Daniel Schuch brachte wichtige Punkten und Energie von der Bank in Viertel zwei, doch Urbonavicius und Torreborre auf Seiten der Gäste brachten diese wieder weiter in Front. Bis auf 24:44 konnten sie sich trotz einer weiteren Auszeit der Alligators absetzen. Am Ende der ersten Halbzeit schafften es die Alligators aber noch über Lorenz Rattey, Mark Laurencik und Jan Kvasnicka zu verkürzen - Pausenstand 31:44.

In der Pause fand Coach Lukas Hofer die richtigen Worte, denn die Alligators starteten wesentlich aggressiver aus der Kabine. Lorenz Rattey mit wichtigen Punkten unter dem Korb und zwei Dreier von Simon Marek und Jan Kvasnicka bringen die Alligaors auf 44:47 heran. Mark Laurencik und Nikola Letic setzen noch einen drauf und die Alligators können nach gut 5 Minuten im dritten Viertel die Führung übernehmen. Zwar kommen dann auch die Lions danach wieder besser ins Spiel, doch Simon Marek und Nikica Nikolic sorgen dafür, dass die Alligators mit einer knappen 55:54 in das letzte Viertel gehen.

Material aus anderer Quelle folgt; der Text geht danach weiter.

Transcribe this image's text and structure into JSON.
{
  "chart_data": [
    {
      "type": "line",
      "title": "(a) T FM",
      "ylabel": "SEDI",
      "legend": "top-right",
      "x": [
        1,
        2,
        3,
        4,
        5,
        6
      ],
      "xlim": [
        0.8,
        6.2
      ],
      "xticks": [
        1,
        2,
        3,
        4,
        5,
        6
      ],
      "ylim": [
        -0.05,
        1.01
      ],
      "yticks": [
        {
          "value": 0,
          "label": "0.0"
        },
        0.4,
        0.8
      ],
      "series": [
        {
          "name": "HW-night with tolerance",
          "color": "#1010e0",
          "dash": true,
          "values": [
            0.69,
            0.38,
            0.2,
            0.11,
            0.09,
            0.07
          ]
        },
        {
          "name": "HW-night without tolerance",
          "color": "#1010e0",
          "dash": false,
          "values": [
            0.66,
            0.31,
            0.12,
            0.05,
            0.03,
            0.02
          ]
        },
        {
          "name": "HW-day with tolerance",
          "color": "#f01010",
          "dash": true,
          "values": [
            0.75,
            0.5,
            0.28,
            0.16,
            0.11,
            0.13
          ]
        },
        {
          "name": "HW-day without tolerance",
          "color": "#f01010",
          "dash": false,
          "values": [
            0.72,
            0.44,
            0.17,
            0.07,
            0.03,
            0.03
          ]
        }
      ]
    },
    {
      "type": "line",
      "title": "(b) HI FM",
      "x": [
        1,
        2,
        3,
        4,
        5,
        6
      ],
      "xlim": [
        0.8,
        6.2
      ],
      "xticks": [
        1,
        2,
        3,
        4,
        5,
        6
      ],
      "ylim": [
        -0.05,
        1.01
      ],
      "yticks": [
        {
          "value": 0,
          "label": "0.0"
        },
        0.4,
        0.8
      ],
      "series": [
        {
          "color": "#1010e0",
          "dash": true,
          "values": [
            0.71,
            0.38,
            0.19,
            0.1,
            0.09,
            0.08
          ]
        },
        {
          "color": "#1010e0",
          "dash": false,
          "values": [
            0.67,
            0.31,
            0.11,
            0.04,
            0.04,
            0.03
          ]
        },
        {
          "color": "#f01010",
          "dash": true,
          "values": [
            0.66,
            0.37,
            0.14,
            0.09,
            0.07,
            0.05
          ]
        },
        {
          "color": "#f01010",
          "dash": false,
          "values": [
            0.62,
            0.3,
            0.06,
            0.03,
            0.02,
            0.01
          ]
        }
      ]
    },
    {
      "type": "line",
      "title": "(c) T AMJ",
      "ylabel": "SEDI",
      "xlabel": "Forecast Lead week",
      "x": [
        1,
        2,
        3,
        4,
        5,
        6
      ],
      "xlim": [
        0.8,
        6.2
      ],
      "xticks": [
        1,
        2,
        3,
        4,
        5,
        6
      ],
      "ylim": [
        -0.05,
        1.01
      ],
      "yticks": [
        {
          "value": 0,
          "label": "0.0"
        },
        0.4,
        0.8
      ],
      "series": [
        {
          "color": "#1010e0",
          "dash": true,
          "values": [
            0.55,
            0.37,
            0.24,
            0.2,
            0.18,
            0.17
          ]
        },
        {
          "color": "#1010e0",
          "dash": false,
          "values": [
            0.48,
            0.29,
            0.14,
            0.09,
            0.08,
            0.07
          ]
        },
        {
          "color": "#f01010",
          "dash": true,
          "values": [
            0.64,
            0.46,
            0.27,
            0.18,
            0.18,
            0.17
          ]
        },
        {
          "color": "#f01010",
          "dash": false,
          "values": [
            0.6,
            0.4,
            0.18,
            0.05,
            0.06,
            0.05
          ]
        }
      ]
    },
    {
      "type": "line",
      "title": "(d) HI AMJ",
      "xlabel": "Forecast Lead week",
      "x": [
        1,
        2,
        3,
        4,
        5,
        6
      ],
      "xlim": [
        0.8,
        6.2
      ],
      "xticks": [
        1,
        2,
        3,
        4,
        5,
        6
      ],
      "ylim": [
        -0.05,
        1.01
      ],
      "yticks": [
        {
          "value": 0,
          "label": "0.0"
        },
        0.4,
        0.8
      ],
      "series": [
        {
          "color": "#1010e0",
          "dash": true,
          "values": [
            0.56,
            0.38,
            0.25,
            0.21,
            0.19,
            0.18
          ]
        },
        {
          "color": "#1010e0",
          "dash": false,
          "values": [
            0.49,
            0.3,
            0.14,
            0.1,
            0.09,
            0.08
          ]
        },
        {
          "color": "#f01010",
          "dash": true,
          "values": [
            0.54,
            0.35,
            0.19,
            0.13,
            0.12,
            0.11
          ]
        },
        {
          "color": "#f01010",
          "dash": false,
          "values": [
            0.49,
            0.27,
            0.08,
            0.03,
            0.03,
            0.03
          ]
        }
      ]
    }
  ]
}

Daniel Schuch und Nikica Nikolic mit 2 schnellen Körben, ehe Torreborre dagegen hält. Doch vor allem offensiv läuft es bei den Alligators und durch Nikola Letic, Janis Tomaschek und Nikica Nikolic geht man mit 66.58 in Front. Die Lions stecken aber nicht auf und Urbonavicius und Gmeiner verkürze, so dass Coach Lukas Hofer beim 66:63 die Auszeit nimmt. Danach geht es hin und her - beide Teams scoren abwechselnd, dennoch bleiben die Alligators immer knapp in Front. Mark Laurencik und Nikica Nikolic vom Dreier und Lorenz Rattey unter dem Korb bringen wichtige Punkte, aber auch die Lions können weiter anschreiben. Am Ende gelingen den Alligators aber die wichtigen Stops und Mark Laurencik bleibt mit 5/6 Freiwürfen sicher. Simon Marek sammelt den letzten Rebound ein und die Alligators gewinnen nach schwachem Start, aber starkem Ende mit 84:75.

 

Lukas Hofer, Head Coach Deutsch Wagram: „Wir sind wahnsinnig froh, dass wir diesen Sieg heute einfahren konnten. Das war das erste Mal in der Saison, dass wir Druck verspürt haben, dass wir ein Spiel gewinnen müssen. Die zweite Halbzeit war sicher eine der stärksten Phasen, die wir in der Saison hatten, vor allem wenn man berücksichtigt, wie weit wir in der ersten Halbzeit schon zurückgelegen sind. Hut ab vor meinen Spielern und Gratulation an die Mannschaft.“

Jan Kvasnicka, Spieler Deutsch Wagram: „Wir sind nicht gut ins Spiel gestartet heute, mit viel zu wenig Energie. Vielleicht war es wegen der Nervosität, weil wir wussten, worum es geht. Die zweite Halbzeit war dann ein Energie-Push und ich bin stolz, dass wir das Spiel gewonnen haben, nachdem wir zur Halbzeit noch 13 hinten waren. Respekt auch an Dornbirn, die trotz Ausfällen und nach der langen Anfahrt beeindruckend lange dagegengehalten haben. Ich bin jetzt sehr zuversichtlich, dass sich die Playoffs für uns noch ausgehen und wir werden weiter daran arbeiten und hart trainieren.“

Gianluca Prosek, Spieler Dornbirn: „In der ersten Hälfte haben wir wirklich gut gespielt. In der zweiten Halbzeit haben die Alligators den Druck erhöht, wir haben Fehler und keine einfachen Körbe mehr gemacht. Das hat uns den Sieg gekostet.“

Beste Scorer: Lorenz Rattey und Mark Laurencik je 14, Nikica Nikolic 13, Jan Kvasnicka 11 bzw. Benius Urbonavicius 25 (13 Reb), Francis Torreborre 22 (11 Reb), Sebastian Gmeiner 16.